LHA assists labour hire providers through engagement and education to help them understand their responsibilities and the risks of non-compliance with their legal obligations.
In a recent example, LHA assessed a provider for compliance with its legal obligations, and to ensure they were paying their subcontractors a sufficient amount so that the subcontractors could also comply.
The provider had attended LHA’s Security Industry Forum and gave insights into the challenges in the security industry. They also provided feedback on LHA’s Guidance for the security industry: cost of meeting your legal obligations.
Based on this engagement and LHA’s guidance document, they were equipped with the tools to become compliant.

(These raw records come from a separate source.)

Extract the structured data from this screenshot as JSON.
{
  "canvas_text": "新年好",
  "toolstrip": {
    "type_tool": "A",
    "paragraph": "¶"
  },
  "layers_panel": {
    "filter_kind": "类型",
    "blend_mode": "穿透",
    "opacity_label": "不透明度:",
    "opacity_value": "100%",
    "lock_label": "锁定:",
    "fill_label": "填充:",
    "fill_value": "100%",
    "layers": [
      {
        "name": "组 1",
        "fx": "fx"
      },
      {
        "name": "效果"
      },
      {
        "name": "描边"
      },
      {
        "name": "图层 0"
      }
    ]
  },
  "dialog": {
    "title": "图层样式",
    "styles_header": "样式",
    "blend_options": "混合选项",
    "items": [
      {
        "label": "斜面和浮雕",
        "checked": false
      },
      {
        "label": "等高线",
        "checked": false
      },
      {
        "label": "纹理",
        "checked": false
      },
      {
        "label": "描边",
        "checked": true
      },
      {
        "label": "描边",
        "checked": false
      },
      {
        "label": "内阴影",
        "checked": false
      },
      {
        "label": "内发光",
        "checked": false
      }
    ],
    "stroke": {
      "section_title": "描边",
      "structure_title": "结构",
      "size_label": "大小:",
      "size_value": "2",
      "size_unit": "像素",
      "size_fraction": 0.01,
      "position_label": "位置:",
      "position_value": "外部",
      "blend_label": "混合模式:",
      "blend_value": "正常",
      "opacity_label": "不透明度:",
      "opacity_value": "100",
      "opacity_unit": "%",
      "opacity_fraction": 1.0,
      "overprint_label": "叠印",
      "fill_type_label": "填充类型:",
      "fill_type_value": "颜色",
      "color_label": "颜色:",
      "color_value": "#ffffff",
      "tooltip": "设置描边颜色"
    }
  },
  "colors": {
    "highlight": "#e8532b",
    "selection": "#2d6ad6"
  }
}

The outcomes of the compliance assessment
LHA’s compliance assessment raised concerns that:
- some of their workers were classed as independent contractors when they were more likely employees
- some agreements with their subcontractors had low hourly rates, increasing the risk that the subcontractor would not be able to comply with its own legal obligations.
The provider explained they were preparing new subcontractor agreements to ensure rates in their supply chain were sufficient to allow all workers to receive the correct entitlements. They also provided the new agreements to LHA to demonstrate the positive changes they had made.
They showed ongoing willingness to operate compliantly by:
- reclassifying their independent contractors to employees and paying them correctly according to the Security Award
- increasing rates in new subcontractor agreements to allow their subcontractors to meet their legal obligations such as wages, superannuation, paid leave and GST.
As a result, the provider was able to mitigate the risks of non-compliance, ultimately benefitting workers in the business and its supply chain.
Avoiding complex harms
It’s important to engage workers correctly as either employees or independent contractors. There is potential harm to workers who are engaged incorrectly as independent contractors. They may not be receiving correct employee entitlements such as a minimum wage, superannuation and any required workers’ compensation insurance.
As labour supply chains become more complex, the risk of non-compliance and worker exploitation increases. Providers who engage subcontractors should ensure that the rates they pay are sufficient for those subcontractors to meet their minimum legal obligations so that their workers receive the correct entitlements.
Providers should regularly check to ensure they are compliant with their legal obligations. If LHA identifies a high risk of non-compliance, it will investigate whether the provider is meeting its legal obligations.
If it finds non-compliance, LHA could issue a warning, impose licence conditions, suspend or cancel a licence. This will impact or prevent a provider from operating.